One of the ways I know that the year has gone by quickly and it’s December 30th already is the annual pilgrimage of police officers to the scene of the Setagaya family murders. There are very few crimes in Japan but, as I have said before in this blog, when they do happen, they tend to be bizarre. And the Setagaya murders were just that.
Here’s today’s new report from http://www.japantoday.com:
“Police officers on Sunday paid their respects outside a home in Tokyo’s Setagaya Ward, where a family of four was murdered 12 years ago.
Police also handed out flyers appealing for information at nearby Seijogakuenmae train station, in the hope that someone will come forward with new information.

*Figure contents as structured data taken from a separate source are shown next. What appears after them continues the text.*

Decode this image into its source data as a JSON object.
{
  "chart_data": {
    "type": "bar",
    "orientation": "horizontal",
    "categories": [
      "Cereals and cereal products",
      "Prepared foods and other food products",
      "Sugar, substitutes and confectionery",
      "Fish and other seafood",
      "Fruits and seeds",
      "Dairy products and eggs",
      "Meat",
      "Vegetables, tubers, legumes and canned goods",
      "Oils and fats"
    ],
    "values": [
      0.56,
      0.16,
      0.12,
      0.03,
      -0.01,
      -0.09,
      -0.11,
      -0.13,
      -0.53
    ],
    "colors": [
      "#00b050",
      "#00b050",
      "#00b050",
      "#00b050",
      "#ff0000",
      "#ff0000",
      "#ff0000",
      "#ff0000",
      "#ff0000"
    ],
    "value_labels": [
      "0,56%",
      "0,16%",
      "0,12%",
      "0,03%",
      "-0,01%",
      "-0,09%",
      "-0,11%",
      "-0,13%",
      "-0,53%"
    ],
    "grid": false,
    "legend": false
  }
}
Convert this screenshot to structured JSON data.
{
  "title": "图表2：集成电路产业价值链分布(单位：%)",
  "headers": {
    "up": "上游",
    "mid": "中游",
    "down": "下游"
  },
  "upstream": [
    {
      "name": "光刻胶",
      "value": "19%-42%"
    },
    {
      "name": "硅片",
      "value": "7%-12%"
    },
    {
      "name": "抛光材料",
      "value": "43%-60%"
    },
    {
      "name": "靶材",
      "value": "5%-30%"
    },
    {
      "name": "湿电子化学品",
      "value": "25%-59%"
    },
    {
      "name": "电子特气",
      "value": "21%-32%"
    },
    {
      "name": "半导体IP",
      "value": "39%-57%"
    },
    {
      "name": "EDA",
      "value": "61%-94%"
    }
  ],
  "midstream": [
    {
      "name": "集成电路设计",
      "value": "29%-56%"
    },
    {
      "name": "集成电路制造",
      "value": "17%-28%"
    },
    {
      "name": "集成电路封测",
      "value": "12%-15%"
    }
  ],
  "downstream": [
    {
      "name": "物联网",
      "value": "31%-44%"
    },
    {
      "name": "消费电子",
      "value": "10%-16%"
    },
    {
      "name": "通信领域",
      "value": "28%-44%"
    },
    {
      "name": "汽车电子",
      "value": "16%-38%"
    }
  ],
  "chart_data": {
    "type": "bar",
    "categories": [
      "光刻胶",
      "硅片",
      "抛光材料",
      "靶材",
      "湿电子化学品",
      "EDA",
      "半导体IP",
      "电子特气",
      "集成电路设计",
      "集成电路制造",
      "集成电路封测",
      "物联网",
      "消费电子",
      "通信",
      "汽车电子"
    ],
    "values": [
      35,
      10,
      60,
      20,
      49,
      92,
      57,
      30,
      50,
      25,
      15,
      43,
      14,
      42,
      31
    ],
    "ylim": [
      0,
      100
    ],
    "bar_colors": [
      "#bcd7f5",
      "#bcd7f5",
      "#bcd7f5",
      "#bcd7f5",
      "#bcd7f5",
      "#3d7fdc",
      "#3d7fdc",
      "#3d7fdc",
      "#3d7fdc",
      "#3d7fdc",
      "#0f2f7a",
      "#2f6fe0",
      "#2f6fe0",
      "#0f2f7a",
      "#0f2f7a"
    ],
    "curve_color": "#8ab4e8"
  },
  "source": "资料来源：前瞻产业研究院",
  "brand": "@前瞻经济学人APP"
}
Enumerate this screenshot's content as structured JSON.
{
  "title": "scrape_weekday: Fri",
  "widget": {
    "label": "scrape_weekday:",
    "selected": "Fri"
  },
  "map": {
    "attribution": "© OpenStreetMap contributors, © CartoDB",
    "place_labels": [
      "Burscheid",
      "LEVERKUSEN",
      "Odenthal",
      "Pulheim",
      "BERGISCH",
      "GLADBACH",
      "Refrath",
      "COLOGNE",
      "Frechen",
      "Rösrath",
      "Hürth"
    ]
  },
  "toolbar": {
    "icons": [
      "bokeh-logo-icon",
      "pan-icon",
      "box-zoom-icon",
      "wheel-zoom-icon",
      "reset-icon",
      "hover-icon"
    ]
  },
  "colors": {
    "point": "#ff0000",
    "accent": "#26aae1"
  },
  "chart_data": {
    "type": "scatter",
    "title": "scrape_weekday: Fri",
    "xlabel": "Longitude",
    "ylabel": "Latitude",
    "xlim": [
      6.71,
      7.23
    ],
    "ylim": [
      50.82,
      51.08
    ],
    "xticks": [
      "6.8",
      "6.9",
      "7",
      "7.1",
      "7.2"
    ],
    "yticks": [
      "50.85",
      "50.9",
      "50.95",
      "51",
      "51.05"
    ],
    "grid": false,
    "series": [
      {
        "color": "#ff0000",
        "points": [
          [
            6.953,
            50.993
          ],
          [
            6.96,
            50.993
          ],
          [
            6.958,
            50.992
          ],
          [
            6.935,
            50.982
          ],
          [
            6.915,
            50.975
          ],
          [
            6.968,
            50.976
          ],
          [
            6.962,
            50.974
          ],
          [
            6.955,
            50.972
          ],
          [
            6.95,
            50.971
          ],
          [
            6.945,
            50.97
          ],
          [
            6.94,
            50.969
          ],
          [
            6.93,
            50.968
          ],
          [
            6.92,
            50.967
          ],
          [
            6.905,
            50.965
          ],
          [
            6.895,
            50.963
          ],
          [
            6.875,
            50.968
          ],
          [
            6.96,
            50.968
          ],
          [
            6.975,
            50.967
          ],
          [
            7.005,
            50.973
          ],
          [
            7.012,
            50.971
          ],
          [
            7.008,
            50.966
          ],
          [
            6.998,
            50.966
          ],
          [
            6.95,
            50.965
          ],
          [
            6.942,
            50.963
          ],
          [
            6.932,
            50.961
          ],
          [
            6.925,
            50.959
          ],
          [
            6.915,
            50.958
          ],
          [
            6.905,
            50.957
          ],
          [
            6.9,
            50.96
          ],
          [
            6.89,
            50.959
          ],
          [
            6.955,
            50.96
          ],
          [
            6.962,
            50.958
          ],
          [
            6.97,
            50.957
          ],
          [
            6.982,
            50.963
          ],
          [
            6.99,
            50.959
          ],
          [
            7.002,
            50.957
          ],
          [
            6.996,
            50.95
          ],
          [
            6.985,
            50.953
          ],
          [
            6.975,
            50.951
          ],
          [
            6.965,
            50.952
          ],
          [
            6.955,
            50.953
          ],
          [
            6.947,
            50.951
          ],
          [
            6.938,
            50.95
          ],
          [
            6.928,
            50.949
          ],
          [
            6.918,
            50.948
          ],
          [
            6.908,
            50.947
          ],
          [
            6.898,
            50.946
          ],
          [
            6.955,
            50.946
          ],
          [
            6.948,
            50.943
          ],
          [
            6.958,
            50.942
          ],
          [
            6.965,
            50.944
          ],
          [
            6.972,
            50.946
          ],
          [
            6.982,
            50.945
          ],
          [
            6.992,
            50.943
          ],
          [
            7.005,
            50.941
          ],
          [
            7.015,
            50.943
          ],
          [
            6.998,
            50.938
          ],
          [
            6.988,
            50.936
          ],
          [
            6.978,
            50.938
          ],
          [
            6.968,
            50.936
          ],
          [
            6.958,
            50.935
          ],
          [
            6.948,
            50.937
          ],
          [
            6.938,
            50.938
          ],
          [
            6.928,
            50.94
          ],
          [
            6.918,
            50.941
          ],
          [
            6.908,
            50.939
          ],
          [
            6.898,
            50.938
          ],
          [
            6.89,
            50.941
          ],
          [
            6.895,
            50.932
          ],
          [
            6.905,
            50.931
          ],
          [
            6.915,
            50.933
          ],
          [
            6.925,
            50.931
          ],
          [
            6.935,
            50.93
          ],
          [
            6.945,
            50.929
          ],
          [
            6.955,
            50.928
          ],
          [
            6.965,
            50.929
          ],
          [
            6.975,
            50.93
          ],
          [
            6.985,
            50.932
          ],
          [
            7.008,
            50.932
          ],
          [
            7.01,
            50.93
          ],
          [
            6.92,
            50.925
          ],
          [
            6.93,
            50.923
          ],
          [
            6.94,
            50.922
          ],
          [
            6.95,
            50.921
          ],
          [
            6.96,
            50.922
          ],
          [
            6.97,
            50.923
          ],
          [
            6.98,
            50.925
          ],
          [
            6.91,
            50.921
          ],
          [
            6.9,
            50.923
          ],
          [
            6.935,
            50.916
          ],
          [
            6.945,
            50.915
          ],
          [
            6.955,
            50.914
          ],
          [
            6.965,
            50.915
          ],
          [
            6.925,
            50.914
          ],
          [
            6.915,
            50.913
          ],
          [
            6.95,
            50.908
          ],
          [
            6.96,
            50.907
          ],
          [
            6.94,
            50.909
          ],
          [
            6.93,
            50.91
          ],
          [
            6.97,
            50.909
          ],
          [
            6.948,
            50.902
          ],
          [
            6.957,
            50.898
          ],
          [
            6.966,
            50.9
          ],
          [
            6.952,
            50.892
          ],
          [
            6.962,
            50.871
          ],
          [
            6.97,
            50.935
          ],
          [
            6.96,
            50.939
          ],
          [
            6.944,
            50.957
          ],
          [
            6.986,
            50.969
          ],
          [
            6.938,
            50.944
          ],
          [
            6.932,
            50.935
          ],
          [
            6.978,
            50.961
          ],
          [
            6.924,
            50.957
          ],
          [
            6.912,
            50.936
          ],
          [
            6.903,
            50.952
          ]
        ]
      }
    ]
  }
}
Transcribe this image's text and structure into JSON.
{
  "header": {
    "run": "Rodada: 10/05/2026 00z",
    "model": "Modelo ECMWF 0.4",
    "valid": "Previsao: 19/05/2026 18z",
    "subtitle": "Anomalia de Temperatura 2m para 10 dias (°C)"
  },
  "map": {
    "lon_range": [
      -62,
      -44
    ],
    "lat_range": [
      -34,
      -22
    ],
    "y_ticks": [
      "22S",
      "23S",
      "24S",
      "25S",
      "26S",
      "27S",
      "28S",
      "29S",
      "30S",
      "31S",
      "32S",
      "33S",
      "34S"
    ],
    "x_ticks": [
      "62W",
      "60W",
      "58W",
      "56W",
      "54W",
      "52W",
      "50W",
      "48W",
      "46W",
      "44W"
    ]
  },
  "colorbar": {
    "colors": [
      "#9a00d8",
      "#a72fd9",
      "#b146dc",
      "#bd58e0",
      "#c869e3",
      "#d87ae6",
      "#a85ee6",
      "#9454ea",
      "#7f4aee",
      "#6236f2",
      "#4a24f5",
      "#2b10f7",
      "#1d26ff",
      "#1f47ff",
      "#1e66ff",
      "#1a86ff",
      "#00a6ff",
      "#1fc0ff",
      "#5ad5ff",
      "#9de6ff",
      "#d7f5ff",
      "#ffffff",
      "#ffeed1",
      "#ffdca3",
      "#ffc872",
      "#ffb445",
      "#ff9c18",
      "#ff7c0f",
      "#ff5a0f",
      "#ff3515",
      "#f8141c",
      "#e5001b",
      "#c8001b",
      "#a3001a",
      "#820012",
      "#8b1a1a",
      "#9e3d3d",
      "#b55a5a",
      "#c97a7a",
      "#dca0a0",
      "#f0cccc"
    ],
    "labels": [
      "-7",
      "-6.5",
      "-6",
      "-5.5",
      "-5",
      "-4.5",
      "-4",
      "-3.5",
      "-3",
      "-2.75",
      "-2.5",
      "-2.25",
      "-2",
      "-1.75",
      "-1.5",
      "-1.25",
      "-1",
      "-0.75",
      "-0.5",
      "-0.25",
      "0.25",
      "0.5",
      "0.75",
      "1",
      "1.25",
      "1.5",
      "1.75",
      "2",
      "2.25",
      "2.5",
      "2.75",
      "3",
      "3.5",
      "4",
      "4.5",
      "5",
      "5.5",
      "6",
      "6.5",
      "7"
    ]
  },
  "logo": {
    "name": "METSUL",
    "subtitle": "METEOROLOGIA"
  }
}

Mikio Miyazawa, 44, his 41-year-old wife Yasuko, 8-year-old daughter Niina, and 6-year-old son Rei, were found dead on the morning of Dec 31, 2000. Miyazawa’s son had been strangled, and the other three had been stabbed to death. Fingerprints and other evidence in the home indicate the killer used the computer and ate ice cream after the attack on Dec 30, spending up to 11 hours before leaving the next morning.
Approximately 190,000 officers have been involved in the case to date, and police have received more than 16,000 pieces of information from the public, yet the killer remains at large. Fifty police officers are still assigned to the case to follow up on any leads. The reward was raised from the initial 3 million yen to 10 million yen for information which leads to the killer or killers’ arrest.
Despite extensive detective work focusing on the killer’s clothing, accessories, weapons, and other circumstantial evidence such as the sand found on the clothing that the killer abandoned at the scene, police have not identified any suspects years after the murder.
Following the murders, police deduced that the clothes and knife left at the scene had been bought in Kanagawa Prefecture. Three kinds of powered fluorescent dye were found on the trainers and bag left at the scene. In the pocket of the sweater, which had only gone on sale two months before the killings took place, were found traces of bird dropping, Japanese zelkova tree and willow leaves.
DNA analysis has revealed that traces of blood found at the scene not belonging to the family suggests that the killer has a mother of European descent, possibly from a country near the Mediterranean or Adriatic Sea. Analysis of the Y-chromosome has revealed that the killer’s father is of Asian descent, with the DNA appearing in 1 in 4 or 5 Koreans, 1 in 10 Chinese, and 1 in 13 Japanese.”
The Setagaya murders show two things:
Japanese ‘CSI’ is apparently the best in the world. I have heard that they give training to American CSI teams. Japan itself is a rather OCD nation and everything has to be done properly down to the smallest detail. In the past I have been told off by government officials and at the bank for not making sure that my ‘hanko’, my official seal – used in this country instead of signatures – is 100% upright and totally in the little circular box. Sometimes they have even take my seal from me and restamped it next to my shoddy original. (A wonky seal is sometimes a way of expressing displeasure or just a ‘wrong’ attitude.) Anyway, Japan is a pernickity country – which on the whole I like – and Japan’s CSI team have certainly extracted all the evidence in this case.
However, the Japanese police in this country are not considered the cleverest or most efficient or most pleasant of people. As as foreigner, I have experienced this myself although I would also point out that several of my ex-students have become police and they are very nice guys, especially the one who, on graduation day, came up to me and said, “Sensei, in the future, if you have any problems with the police at all, just let me know and the problem will go away”. His father and his grandfather are also cops and I think they have the neighbourhood sewn up. So I’m alright. But I think the real problem with the J-stone cops (as foreigners tend to call them) is that they just don’t have the resources to solve major crimes, for one very good reason: they just don’t get the experience. Other than peeping toms and bicycle thefts, there’s just not that much crime about. And you can’t set up a national DNA database for bicycle thieves.
When I teach the crime class of my British Culture course, I always ask the students what they do to protect themselves against crime. One student said he never locked the front door of his family’s house when he went out. “Why on earth not?” I asked. “It doesn’t have a lock” he replied. This is still common in rural areas.